Şimdi ben kendi durumumu baz alıp da ''her kadın çalışmak zorunda, çalışmayan kadın beş para etmez'' dersem bu olmaz. Çünkü hem o kadar iş yok ortada hem de bunu dersem bu kural gibi bir şey haline gelir. Kadınlar çalışmak zorundadır olur çıkar. İyi hadi ben kazanabiliyorum da... her kadın kazanabilecek mi? Niye her kadına bu yüklensin? Sen, ben, o rahatız hadi... e rahat olamayacak kadınlar ne yapacak? Onlar da mı mecbur olsunlar elalemin emrinde çalışmaya?

Hani herkes plaza ortamında, efendime söyliyim klimalı ortamlarda prezentabl şahıslarla çalışma imkanı bulamayabilir. Güvenli işler bulamayabilir. Arabayla işe git, arabayla dön, güzel para kazan, lüks yaşa... vs herkes bunu yapamayabilir ve yapamaz da zaten.
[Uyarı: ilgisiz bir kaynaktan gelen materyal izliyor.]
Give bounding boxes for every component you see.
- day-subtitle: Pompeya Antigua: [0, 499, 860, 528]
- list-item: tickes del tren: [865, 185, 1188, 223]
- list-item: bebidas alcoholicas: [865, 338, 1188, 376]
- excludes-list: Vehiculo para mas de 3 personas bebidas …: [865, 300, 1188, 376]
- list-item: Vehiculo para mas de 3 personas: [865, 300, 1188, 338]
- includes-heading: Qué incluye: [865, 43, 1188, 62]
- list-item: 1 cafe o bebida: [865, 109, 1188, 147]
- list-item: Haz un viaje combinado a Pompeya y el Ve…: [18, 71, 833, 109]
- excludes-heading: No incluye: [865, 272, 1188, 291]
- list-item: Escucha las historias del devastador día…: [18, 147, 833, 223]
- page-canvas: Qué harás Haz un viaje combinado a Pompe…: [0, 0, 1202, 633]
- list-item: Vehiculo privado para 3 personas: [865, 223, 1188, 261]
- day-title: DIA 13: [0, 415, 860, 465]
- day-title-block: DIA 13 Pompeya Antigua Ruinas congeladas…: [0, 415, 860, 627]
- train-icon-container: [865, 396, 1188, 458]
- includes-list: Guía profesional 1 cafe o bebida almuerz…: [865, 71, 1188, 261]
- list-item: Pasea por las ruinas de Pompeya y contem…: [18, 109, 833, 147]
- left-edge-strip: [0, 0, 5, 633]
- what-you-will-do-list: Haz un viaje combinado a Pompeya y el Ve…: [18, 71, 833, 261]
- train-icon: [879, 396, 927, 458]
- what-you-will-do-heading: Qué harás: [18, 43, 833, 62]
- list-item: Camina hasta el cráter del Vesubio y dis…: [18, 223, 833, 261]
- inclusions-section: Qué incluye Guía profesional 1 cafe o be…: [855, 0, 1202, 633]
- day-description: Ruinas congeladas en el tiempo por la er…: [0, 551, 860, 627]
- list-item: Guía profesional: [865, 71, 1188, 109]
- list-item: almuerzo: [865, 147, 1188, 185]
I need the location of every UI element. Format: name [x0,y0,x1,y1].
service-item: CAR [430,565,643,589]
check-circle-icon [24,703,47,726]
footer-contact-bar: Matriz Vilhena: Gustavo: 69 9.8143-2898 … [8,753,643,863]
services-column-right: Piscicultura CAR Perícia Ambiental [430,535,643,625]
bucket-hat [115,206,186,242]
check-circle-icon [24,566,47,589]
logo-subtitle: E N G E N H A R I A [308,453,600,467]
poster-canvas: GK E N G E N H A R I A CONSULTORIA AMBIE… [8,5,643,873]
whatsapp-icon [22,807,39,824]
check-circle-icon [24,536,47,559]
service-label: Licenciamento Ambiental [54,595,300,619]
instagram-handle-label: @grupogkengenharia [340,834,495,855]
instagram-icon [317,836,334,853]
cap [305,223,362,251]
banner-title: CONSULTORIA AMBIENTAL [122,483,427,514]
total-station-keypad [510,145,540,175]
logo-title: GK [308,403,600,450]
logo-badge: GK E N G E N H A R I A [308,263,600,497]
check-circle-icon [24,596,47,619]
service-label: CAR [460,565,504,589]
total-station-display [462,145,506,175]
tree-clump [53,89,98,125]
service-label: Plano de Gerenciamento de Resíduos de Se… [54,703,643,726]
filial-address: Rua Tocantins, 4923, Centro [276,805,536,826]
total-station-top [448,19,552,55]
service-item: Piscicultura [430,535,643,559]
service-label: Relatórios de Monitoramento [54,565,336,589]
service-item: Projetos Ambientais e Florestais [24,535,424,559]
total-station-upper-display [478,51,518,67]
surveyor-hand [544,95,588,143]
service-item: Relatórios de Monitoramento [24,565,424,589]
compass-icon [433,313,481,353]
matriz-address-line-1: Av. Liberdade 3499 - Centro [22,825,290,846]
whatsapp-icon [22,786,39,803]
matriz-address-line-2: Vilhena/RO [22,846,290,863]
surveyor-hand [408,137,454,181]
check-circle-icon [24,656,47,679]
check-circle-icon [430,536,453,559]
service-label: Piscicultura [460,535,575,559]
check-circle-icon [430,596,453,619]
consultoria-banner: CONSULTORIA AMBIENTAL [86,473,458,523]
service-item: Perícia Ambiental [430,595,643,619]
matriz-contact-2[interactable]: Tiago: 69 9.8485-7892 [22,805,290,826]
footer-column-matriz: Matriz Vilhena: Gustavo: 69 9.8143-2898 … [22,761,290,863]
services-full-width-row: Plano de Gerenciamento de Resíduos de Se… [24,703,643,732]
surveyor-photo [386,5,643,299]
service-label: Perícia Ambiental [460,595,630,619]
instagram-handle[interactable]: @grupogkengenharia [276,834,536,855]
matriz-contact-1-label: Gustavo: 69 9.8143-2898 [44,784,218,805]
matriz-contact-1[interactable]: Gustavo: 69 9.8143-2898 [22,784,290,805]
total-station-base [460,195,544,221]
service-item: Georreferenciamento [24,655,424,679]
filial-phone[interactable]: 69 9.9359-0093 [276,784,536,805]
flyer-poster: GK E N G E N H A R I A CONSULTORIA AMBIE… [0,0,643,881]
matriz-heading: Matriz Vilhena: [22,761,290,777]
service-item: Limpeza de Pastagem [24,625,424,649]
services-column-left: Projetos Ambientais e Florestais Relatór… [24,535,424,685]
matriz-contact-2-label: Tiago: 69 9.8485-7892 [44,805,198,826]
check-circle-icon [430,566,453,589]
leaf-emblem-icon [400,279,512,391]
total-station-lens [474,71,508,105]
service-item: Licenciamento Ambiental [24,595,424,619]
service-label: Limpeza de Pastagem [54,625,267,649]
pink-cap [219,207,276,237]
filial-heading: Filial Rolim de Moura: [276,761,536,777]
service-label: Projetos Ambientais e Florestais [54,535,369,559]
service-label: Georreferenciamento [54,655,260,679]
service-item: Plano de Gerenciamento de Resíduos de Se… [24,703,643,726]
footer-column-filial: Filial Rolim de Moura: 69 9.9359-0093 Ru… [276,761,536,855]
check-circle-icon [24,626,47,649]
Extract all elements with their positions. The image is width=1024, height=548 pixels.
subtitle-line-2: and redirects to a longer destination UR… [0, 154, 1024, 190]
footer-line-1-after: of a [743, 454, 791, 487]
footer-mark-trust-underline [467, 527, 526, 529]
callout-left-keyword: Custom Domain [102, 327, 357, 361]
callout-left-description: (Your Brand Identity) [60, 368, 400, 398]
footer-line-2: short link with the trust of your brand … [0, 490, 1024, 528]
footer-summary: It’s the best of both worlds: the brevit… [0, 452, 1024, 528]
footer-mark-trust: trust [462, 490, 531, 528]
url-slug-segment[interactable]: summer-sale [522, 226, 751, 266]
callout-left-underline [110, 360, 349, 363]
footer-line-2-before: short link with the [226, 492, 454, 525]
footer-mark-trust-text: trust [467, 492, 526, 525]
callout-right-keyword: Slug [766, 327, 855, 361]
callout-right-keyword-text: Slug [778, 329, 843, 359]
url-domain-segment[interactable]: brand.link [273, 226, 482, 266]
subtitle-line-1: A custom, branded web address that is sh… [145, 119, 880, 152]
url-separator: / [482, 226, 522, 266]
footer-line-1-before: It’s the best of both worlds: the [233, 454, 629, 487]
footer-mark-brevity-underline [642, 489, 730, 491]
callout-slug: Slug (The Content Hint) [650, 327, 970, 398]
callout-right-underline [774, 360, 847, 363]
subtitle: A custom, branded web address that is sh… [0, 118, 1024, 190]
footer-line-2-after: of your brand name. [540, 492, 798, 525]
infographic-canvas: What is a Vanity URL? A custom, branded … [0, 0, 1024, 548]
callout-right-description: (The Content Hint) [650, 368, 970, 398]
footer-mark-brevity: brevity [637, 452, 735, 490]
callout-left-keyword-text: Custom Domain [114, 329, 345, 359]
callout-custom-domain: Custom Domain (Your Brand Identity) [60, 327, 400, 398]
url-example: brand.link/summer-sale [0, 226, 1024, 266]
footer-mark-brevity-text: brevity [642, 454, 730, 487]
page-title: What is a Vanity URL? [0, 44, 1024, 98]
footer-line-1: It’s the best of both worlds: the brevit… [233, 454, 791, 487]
E bu durumda bir çok kadına zulüm olmayacak mı bu yani? Çünkü az bir kısmı böyle klimalı plaza ortamında iş merkezinde çalışacak geri kalan daha zor şartlarda, ve hatta iş iyice kurala binerse büyük çogunluk çok daha zor şartlarda çalışacak.

Durumu müsait olan zaten ne olursa olsun rahattır eşitlik olsa da olmasa da... Ama eşitligin hakim olması kadınlara çok fena patlar uzun vadede.
Yukarıdakileri geçiyorum, aynı fikirdeyiz.
Kadın korunup kollanmamalı fiziken ya da sosyal avantajsızlıklardan değil, kadın erkek ilişisinde sığınmacı tavırdan bahsetmiştir.
Korunup kollanmaya muhtaç bir canlı değildir.
Ama bir kadın bir birey olarak böyle bir tercihte bulunabilir. Ben bu tercihten hoşlanmasam da temelde beni alakadar eden bir mesele değil.
Tam bir eşitlik derken, kastetiğimi tam olarak anlamamış olman mümkün mü?
Çünkü temelde aynı şeyi söylemişiz.
Bir kadın çalışmak zorunda değil.
Çalışma hayatına girmek istiyorsa uygun koşullar sağlanmalı ama girmiyor diye de çalışan kadınlardan psikolojik baskı görmesi çalışma hayatına erkek odaklı bakmaktan kaynaklanıyor diyorum.
Çalışmak ya da çalışmamak bir ailedeki sosyal paylaşımla alakalı bir durum. Biri diğerinden daha iyi görülmek zorunda değil.
Ben bireysel olarak kadınların kendi güvenceleri için meslek sahibi olmaları gerektiğine inanıyorum ama bunun çalışan kadınları daha kadın görmemle değil, herhangi bir sorunda çalışan kadınların ayakları üzerinde durma ihtimalinin daha fazla olduğunu düşünmemle alakası var.
Ben iş ve eğitim hayatında kişilerin cinsiyetlerinin belirleyici olmaması gerektiğini düşünüyorum. Kabul 2.cil sektörlerde uygulanabileceğini düşünmek komedi.
Ama sosyal hayatta ve iş hayatında eşitlik/denklik sağlanmalı. Bu kadınlara patlayacak bir şey değil. Saydığın çekincelerin tamamı gelir dağılımı sorunu esasında eşitlik sorunu değil.